Steven Spielberg said in a new interview with The New York Times that streaming services like HBO Max have thrown filmmakers “under the bus” by “unceremoniously” dumping high-profile new releases on streaming and not in theaters. The Oscar winner refers to Warner Bros.’ the decision to release its entire 2021 movie slate both on HBO Max and in theaters on the same day. For Spielberg, such a decision changed the cinema habits of adults.
“The pandemic created an opportunity for streaming platforms to raise their subscriptions to record highs and also throw some of my best filmmaker friends under the bus when their movies unceremoniously didn’t get theatrical releases,” Spielberg said. “They were paid, and suddenly the movies were relegated to, in this case, HBO Max. The thing I’m talking about. And then everything started to change.”

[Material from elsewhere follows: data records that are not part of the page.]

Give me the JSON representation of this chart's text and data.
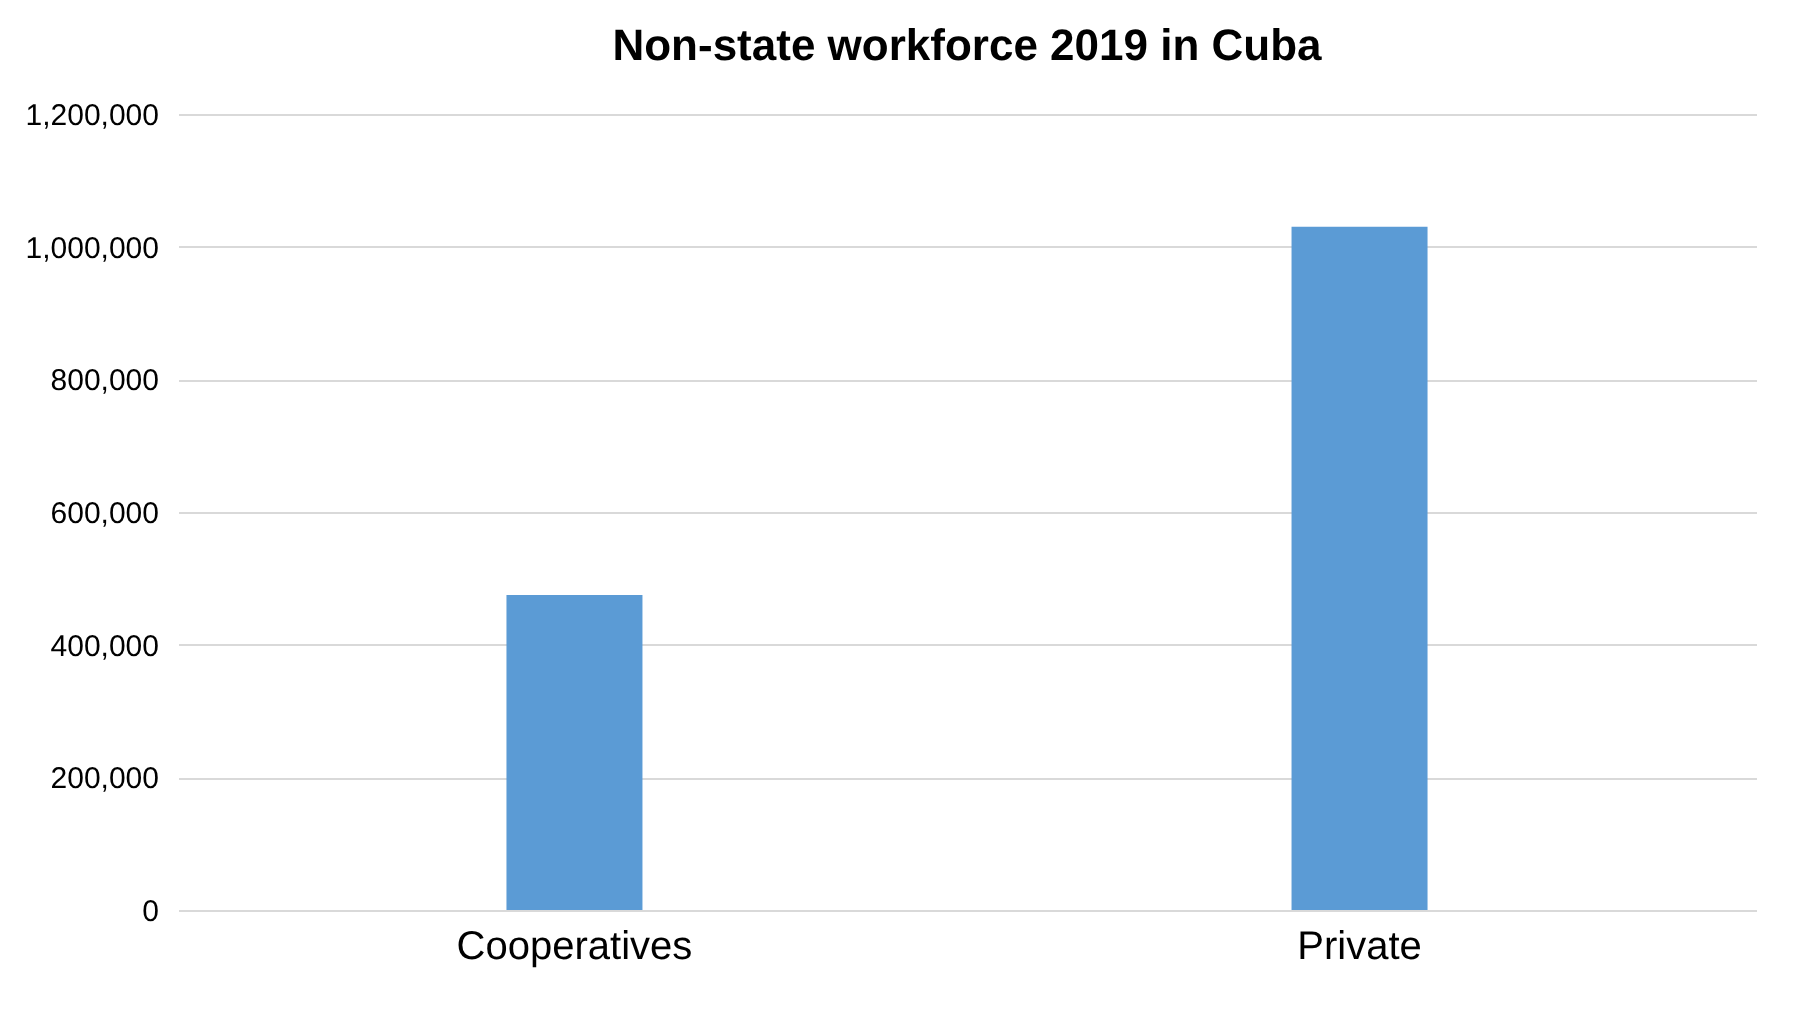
{
  "chart_data": {
    "type": "bar",
    "title": "Non-state workforce 2019 in Cuba",
    "categories": [
      "Cooperatives",
      "Private"
    ],
    "values": [
      475000,
      1030000
    ],
    "color": "#5b9bd5",
    "ylim": [
      0,
      1200000
    ],
    "yticks": [
      0,
      {
        "value": 200000,
        "label": "200,000"
      },
      {
        "value": 400000,
        "label": "400,000"
      },
      {
        "value": 600000,
        "label": "600,000"
      },
      {
        "value": 800000,
        "label": "800,000"
      },
      {
        "value": 1000000,
        "label": "1,000,000"
      },
      {
        "value": 1200000,
        "label": "1,200,000"
      }
    ],
    "grid": "y"
  }
}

“I think older audiences were relieved that they didn’t have to step on sticky popcorn,” Spielberg continued. “But I really believe that those same older audiences, once they got to the theater, the magic of being in a social situation with a bunch of strangers is a tonic… it’s up to the movies to be good enough to get all the audience to say it to each other when the lights come back up.
Spielberg cited Baz Luhrmann’s “Elvis” as a film that gave him hope for the future of adult-oriented films at the box office. The director said that “there’s no question that the big sequels and movies from Marvel and DC and Pixar and some of the animated movies and horror movies still have a place in society” given their box office returns. “Elvis,” with its $151 million domestic gross, proved that grown-up fare still has a fighting chance.

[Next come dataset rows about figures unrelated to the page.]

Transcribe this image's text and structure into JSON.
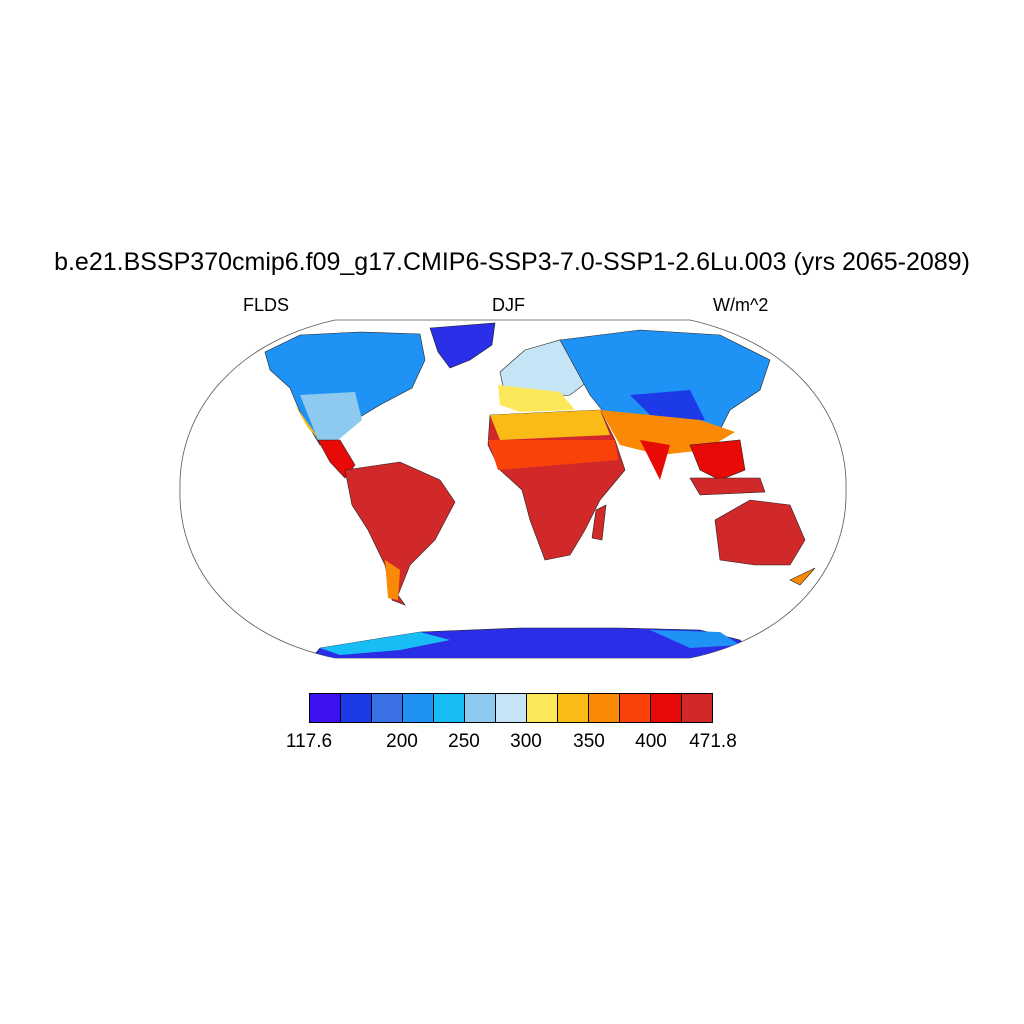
{
  "title": "b.e21.BSSP370cmip6.f09_g17.CMIP6-SSP3-7.0-SSP1-2.6Lu.003 (yrs 2065-2089)",
  "variable": "FLDS",
  "season": "DJF",
  "units": "W/m^2",
  "colorbar": {
    "colors": [
      "#3f10f0",
      "#1c3ae8",
      "#3a72e6",
      "#1f93f5",
      "#19bdf6",
      "#8ecaef",
      "#c5e4f5",
      "#fde85a",
      "#fbbb16",
      "#fa8a05",
      "#f9430b",
      "#e80a07",
      "#d1292a"
    ],
    "ticks": [
      "117.6",
      "200",
      "250",
      "300",
      "350",
      "400",
      "471.8"
    ]
  }
}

“I found it encouraging that ‘Elvis’ broke $100 million at the domestic box office,” Spielberg said. “A lot of older people went to see that movie, and it gave me hope that people are starting to come back to the movies as the pandemic becomes an endemic. I think movies are coming back. I really do.”
While the pandemic didn’t completely change Spielberg’s commitment to theatricality, he admitted to The Times that it has at least made him more open to considering the value of a potential move toward a streaming-only release.
“I made ‘The Post’ as a political statement about our time by reflecting the Nixon administration, and we thought it was an important reflection for a lot of people to understand what was happening to our country,” Spielberg said. “I don’t know if I had gotten that script post-pandemic, if I would have preferred to have made that movie for Apple or Netflix and gone out to millions of people. Because the movie had something to say to millions of people, and we would never get those millions of people into enough theaters to make that kind of difference. Things have changed enough to make me tell you that.”
Spielberg’s latest directorial effort, “The Fabelmans,” opens exclusively in select theaters on Nov. 11 before expanding nationwide on Nov. 23.